Who This Book Is For 
I've written this book for three groups of people. The first group is Christian students who plan to go to college. The second is Christian students who are there already. My goal is to prepare, equip, and encourage you to meet the spiritual challenges of college life. Few new college students are ready for them.

The third group is the parents of students in the other two groups. My goal is to help them understand what their children are going through in college so they can offer more effective spiritual support.  Maybe they never went to college. Maybe they went but can't remember what it was like. Maybe they remember, but they've heard that college today is different than it was when they were there.

This chapter gives a quick overview of what to expect in college. We'll go into some of these matters more closely later on. 

All Alone 
College means leaving many people behind and going into a world of strangers. Here's what two college students say about the experience:

When I entered college I did not know what to expect. I was alone, I discovered, more alone than I thought [I would be]. At first my roommate and I got along, but that lasted about two weeks. Then I began to get more and more frustrated. I had left a boyfriend in California, and that complicated things. 


My first two years at college were probably some of the most stressful of my life, and I thought high school was stressful! But I also know that I have done the most growing emotionally, physically (dorm food = fattening), mentally, and most important spiritually, through the trials, the missing people, and the loneliness.

If you know some of the people at your college already, you might think it won't be that way. For example, maybe some of your high school friends graduated a year ahead of you and went to the same college you're planning to attend. They were glad to hang around with you when they came home for summer break, so you're thinking they'll be glad to hang around with you when you show up on campus.

Things might work out that way, but they might not. Chances are your old friends will seem different on campus than they do in your hometown. For one thing, they'll probably be busier. For another, during their year at college they will have formed new interests that you don't share and joined new social circles to which you're a stranger. They may be less interested in spending time with you than they were at home. Or they may be just as interested but act differently than they did at home. You weren't expecting their new ways because during summer break they fell back into their old ones. Changes like these may make it hard to get your old footing back with them. You know them—sure you know them!—but somehow they're strangers too.

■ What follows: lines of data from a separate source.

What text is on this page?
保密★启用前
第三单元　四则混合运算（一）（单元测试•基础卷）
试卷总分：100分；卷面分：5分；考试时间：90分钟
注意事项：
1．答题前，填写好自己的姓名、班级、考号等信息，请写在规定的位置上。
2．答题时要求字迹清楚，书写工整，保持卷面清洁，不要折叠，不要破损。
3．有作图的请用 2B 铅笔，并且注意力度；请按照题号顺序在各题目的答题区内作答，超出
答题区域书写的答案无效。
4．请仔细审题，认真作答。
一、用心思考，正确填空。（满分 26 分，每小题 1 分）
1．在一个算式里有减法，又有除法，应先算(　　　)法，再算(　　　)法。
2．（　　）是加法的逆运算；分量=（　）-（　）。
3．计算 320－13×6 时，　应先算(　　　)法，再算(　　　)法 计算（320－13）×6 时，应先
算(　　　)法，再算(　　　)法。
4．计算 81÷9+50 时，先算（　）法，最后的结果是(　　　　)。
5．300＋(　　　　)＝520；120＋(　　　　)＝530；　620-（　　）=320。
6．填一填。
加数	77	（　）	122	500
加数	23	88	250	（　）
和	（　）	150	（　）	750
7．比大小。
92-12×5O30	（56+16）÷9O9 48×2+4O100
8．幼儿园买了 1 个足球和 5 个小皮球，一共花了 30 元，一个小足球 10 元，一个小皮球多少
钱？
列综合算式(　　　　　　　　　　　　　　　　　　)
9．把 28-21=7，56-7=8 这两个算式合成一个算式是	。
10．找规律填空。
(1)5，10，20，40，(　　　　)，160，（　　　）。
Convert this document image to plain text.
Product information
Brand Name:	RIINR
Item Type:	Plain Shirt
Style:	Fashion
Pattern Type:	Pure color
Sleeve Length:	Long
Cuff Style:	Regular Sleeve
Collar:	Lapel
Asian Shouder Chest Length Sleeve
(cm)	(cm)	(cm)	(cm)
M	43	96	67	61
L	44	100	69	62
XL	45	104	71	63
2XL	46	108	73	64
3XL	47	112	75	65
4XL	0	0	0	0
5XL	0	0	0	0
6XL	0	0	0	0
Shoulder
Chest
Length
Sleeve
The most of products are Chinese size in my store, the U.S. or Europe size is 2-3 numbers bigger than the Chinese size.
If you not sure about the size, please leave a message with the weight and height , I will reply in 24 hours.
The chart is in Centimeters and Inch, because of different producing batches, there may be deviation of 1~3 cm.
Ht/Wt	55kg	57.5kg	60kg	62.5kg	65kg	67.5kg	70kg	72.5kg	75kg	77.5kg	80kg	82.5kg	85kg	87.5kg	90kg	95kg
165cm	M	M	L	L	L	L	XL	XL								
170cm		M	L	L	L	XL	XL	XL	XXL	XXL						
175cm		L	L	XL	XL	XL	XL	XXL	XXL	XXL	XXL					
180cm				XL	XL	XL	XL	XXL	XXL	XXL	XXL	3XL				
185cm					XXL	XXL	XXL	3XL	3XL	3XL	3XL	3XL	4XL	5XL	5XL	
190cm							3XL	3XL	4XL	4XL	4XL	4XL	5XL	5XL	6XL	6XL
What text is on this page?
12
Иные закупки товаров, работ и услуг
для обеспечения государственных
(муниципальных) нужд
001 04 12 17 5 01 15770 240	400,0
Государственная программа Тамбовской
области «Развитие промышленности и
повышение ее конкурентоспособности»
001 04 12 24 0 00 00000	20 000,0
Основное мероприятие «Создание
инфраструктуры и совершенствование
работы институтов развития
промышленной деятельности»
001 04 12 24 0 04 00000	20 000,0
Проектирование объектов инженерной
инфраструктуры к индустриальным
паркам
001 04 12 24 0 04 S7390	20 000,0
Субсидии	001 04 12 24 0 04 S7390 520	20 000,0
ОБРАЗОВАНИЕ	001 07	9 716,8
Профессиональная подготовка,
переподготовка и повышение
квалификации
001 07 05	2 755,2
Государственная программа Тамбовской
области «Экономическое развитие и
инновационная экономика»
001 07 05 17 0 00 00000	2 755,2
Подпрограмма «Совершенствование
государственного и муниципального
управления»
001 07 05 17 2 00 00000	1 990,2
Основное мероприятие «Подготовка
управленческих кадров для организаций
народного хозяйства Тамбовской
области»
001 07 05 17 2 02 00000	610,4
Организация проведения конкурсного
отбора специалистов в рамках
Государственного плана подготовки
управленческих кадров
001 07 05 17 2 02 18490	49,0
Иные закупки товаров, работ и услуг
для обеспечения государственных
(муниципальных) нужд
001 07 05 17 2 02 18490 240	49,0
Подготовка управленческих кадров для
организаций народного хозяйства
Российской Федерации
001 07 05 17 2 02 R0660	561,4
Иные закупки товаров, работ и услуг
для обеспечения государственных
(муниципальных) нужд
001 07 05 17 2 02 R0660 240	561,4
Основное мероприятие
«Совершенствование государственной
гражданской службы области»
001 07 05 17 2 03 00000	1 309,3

Another reason you might think "aloneness" won't be an issue is that some of your friends are going to college with you: They've graduated from high school at the same time and chosen the same college. But you may be surprised how this works out too. High school is a smaller world than college. At college there are more people, more groups, and more activities. There are also more things to learn and more opportunities to make mistakes. Sometimes old friends grow closer at college, but sometimes they grow apart. There's no way to predict what will happen in advance.

So one way or another, to one degree or another, aloneness will be an issue for you at college. Not everyone reacts to aloneness in the same way. For example, some feel lonely, while others don't (or say they don't). Whether lonely or not, everyone is affected somehow by aloneness because we were designed to be with others. God said it wasn't good for Adam to be alone, and it isn't good for us either.